When suddenly everyone is remote, as it happened this year, do we need more or fewer middle managers? It depends. Management by wandering around becomes pointless when the office is empty, so you don’t need middle managers just doing that. As a rule of thumb, we can assume a correlation between complexity and management structure:
- When remote work increases complexity (and confusion in the workforce), companies may need more middle managers to resolve these issues.
- They may need fewer when, on the contrary, remote work decreases complexity (because people know very well what to do, and the chaos of the office suddenly falls away).
Vertical and horizontal ambitions
Self-direction is the key term here. If the plethora of information in the digital age overwhelms you, self-direction is hard. But if you thrive in an environment where everything you need to know is just a few clicks away, self-direction is for you. Self-directed employees don’t need as much management attention, and may also have less vertical ambition when it comes to their careers. I.e., they may be less interested in promotions to higher management levels if this interferes with their degree of self-direction.
These people need a place to live up to their horizontal ambitions, as Jason Fried puts it:
“Employees who love what they do are encouraged to dig deeper, expand their knowledge, and become better at it. We always try to hire people who yearn to be master craftspeople, that is, designers who want to be great designers, not managers of designers; developers who want to master the art of programming, not management. Instead of rewarding high performers with managerial responsibilities—which often drives people further away from the job they are actually good at—we reward with responsibilities closer to the work.”
Another seminal shift follows the distinction between output and outcomes. The industrial world measured output as a proxy for value, since it was both easier to measure and made more sense in a world driven by physical goods. In the digital world, marginal costs are virtually zero. This devalues output and upvalues outcomes. Measuring the number of keystrokes (or maybe Zoom calls) per day obviously doesn’t say anything about outcomes or added value.
Worry about the outcome
In the agency world, we’re used to measuring chargeable hours as a proxy for value, since agency clients typically pay for this. Start-ups measure sign-ups and unique users, since it’s all about the user and their experience. If you have the users, revenue will follow. All these proxies are easy to measure, and a remote setting doesn’t change much. But in the long run, the only thing clients and users will pay for is the outcome, not the output. Management needs to worry about the outcome for users and clients.
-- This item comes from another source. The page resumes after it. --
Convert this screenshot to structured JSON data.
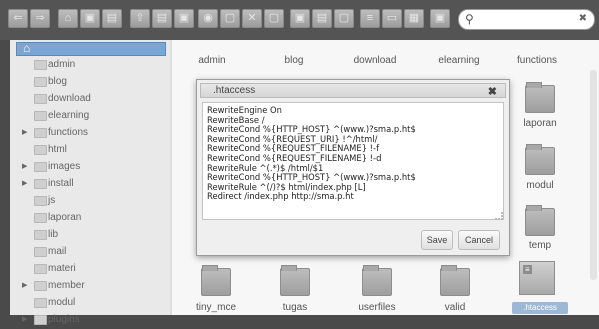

This, in turn, leads to a focus on the outcome of the daily work your workforce puts in. In a remote setting, the outcome becomes even more important, as the proxy of physical presence falls away. A lazy middle manager can no longer count his chickens sitting in the battery farm of the modern office to get a glimpse of what they are doing. Management over distance in a remote-heavy setup will give a huge boost to what Laloux calls teal organizations. In his book “Reinventing Organizations”, he asks:
“Imaging what organizations would be like if we stopped designing them like soulless, clunky machines. What could organizations achieve, and what would work feel like, if we treated them like living beings, if we let them be fueled by the evolutionary power of life itself?”
When Laloux wrote this book, he couldn’t know that a pandemic would move the world closer towards this vision. Today, it is a framework that can help us to redesign our world.